La traen a enterrar a este su Escorial con azulejos. Y se conjugan extraños ritos. El ceremonial de Corte con los ritos funerarios de la Hermandad de la Santa Caridad. Isabel II con Miguel de Mañara. Vienen las hopas azules de los hermanos de la Caridad con su cera ardiente tras el corazón entre llamas del Venerable. Y junto a ellos, los soldaditos como de plomo, de cuarto de muñecas de las infantitas, de la Guardia del Rey que llevan la caja. Azules de un cuadro de Valdés Leal las hopas; azules de un cuadro de Sotomayor las guerreras. Si sabrán de realezas estos pueblos, que a la Virgen del Rocío la proclaman Reina de las Marismas. A Doña Esperanza van a enterrarla en el Panteón de Infantas del Escorial de esta Reina, de la Reina de las Marismas. A cuya Corte de arenales y coplas llegaba cada primavera con el manto imperial de un traje de volantes, siempre al lado de Don Pedro, que tremolaba al estribo de su caballo la más victoriosa bandera que emperador alguno enarboló nunca: el rojo guión del Rocío de Villamanrique.

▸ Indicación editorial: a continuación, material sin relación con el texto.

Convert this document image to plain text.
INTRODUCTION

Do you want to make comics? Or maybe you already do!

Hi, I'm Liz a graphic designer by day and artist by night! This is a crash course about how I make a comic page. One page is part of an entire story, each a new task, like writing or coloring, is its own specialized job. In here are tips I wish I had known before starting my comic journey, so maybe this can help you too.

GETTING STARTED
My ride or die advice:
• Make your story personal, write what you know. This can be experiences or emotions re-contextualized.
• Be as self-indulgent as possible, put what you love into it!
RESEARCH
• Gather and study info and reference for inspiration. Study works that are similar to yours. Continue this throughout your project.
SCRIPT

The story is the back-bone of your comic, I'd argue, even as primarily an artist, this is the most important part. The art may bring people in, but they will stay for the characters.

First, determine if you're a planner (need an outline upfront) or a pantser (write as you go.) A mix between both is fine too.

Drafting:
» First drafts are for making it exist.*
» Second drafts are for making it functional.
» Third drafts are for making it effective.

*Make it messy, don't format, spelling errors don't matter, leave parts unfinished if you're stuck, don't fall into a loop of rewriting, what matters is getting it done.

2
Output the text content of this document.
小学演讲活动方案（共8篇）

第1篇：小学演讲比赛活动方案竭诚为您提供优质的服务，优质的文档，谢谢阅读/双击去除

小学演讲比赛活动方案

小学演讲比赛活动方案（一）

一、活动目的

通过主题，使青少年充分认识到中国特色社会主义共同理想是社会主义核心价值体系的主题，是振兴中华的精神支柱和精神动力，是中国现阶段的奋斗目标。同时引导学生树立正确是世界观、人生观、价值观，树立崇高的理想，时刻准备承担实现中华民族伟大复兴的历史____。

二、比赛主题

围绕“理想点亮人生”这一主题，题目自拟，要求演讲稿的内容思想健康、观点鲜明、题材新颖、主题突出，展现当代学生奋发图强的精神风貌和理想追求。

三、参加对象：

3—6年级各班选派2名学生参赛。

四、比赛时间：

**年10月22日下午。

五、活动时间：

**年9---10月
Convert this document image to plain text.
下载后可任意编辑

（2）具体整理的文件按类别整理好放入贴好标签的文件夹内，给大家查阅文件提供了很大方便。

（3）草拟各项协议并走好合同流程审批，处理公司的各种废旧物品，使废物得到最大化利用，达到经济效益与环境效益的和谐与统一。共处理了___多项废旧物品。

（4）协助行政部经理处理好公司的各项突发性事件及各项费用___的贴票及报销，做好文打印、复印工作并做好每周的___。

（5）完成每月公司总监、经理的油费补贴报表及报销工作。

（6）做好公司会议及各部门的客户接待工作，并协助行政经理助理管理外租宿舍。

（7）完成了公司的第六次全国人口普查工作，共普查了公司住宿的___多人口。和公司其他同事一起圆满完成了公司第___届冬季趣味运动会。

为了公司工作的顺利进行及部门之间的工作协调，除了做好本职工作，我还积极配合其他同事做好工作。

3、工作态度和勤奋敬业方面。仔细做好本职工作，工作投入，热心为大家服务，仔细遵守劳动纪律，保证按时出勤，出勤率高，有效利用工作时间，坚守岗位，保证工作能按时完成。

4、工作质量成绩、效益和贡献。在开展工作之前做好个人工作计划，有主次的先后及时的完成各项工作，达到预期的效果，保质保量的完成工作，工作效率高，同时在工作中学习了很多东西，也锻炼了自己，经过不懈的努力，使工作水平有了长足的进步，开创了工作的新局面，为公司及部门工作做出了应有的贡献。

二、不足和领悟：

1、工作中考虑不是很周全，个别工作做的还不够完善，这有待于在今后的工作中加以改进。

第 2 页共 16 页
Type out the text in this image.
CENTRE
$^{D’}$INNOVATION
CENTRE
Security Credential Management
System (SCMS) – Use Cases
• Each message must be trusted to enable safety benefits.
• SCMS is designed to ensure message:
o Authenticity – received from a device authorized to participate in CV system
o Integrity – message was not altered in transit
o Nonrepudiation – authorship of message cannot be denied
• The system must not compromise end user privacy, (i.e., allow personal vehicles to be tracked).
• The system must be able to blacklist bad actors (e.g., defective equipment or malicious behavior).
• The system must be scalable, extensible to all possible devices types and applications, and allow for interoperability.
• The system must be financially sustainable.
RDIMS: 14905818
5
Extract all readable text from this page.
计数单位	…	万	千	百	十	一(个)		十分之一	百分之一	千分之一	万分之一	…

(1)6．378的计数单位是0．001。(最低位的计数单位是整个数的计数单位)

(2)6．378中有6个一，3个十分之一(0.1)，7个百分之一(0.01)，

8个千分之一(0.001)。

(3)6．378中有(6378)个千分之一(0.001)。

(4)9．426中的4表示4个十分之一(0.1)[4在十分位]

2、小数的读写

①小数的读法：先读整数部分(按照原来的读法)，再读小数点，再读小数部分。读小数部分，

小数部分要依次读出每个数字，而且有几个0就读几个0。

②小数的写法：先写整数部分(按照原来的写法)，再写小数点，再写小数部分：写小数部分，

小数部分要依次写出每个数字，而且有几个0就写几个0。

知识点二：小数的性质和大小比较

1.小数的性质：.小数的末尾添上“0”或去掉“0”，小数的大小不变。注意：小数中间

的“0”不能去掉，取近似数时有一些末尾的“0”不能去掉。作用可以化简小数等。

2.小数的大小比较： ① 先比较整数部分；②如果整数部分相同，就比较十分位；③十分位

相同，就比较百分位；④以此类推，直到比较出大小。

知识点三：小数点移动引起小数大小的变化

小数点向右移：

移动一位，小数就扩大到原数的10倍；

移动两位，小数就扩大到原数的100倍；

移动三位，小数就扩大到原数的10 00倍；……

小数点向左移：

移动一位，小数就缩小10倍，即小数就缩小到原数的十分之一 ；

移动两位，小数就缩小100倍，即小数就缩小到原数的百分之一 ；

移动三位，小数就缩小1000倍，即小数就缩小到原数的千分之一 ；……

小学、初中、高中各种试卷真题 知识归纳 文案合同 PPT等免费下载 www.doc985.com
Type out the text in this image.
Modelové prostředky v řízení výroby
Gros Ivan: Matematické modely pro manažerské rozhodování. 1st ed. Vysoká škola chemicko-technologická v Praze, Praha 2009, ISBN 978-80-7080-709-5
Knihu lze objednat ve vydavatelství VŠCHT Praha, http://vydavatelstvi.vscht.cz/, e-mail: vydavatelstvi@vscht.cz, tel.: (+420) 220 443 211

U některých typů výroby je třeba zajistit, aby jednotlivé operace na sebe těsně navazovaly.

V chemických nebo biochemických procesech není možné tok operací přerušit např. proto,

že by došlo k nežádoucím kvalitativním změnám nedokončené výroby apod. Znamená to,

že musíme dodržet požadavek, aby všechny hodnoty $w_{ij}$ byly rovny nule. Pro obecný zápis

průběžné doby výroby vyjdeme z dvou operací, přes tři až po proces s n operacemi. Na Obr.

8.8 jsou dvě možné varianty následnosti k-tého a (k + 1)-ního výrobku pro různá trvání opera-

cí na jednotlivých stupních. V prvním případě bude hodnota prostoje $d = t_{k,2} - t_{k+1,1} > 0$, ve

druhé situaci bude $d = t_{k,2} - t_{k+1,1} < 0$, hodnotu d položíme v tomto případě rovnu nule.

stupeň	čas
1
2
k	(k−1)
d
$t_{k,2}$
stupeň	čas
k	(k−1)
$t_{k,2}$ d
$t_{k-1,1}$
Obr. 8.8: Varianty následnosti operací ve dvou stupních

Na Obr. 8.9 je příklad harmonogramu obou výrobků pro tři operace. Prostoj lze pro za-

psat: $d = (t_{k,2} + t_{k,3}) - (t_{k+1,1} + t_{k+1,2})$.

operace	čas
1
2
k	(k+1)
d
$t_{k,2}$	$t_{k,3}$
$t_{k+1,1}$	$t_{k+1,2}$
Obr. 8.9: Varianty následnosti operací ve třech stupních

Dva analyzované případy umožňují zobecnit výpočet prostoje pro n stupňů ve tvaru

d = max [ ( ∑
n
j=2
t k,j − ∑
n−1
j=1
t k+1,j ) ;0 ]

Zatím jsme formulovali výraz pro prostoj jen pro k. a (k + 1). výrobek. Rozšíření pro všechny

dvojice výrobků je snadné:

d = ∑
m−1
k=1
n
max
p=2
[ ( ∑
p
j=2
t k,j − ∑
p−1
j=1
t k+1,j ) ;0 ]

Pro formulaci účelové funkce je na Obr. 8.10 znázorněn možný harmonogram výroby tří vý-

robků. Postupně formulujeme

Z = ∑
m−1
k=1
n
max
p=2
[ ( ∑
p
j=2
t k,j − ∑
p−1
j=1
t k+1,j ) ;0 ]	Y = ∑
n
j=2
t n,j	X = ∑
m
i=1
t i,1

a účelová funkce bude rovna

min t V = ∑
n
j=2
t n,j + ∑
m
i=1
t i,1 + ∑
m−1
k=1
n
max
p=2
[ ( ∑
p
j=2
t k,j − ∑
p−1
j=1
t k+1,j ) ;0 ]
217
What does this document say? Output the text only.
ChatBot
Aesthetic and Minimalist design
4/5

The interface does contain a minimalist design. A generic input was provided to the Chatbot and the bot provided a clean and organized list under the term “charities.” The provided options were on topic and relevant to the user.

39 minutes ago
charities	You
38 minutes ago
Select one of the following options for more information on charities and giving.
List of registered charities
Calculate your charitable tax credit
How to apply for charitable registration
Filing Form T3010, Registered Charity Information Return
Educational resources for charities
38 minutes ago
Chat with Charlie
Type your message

Y suena fuera la música militar, los toques de ordenanza que de niña Doña Esperanza conocía como la exactitud de un reloj inglés en los salones de La Gavidia, donde su padre el Infante Don Carlos era capitán general de la Andalucía. Marcha de Infantes. Y suena ahora «Amargura». Quiero decir que suena la Sevilla de la cripta de Pasión, pudridero real de negro ruán para Don Carlos, Doña Luisa y aquel Infante Don Carlitos muerto en el frente defendiendo esta bandera de la Monarquía que ahora cubre para siempre el cuerpo de la última de los Borbón y Orleáns. Alzan ahora el Cuerpo del Hijo de la Virgen del Rocío en la sencilla solemnidad de la misa. Y una gaita y un tamboril manriqueños tocan la Marcha Real. Ni el más refinado órgano regio del Escorial podía darle al repeluco de la Marcha Real más emoción que este tamboril de su Rocío que despide a una Infanta de España, Princesa de los amores de ese Brasil azul y lejano de los perdidos ojos de Don Pedro de Orleáns y Braganza.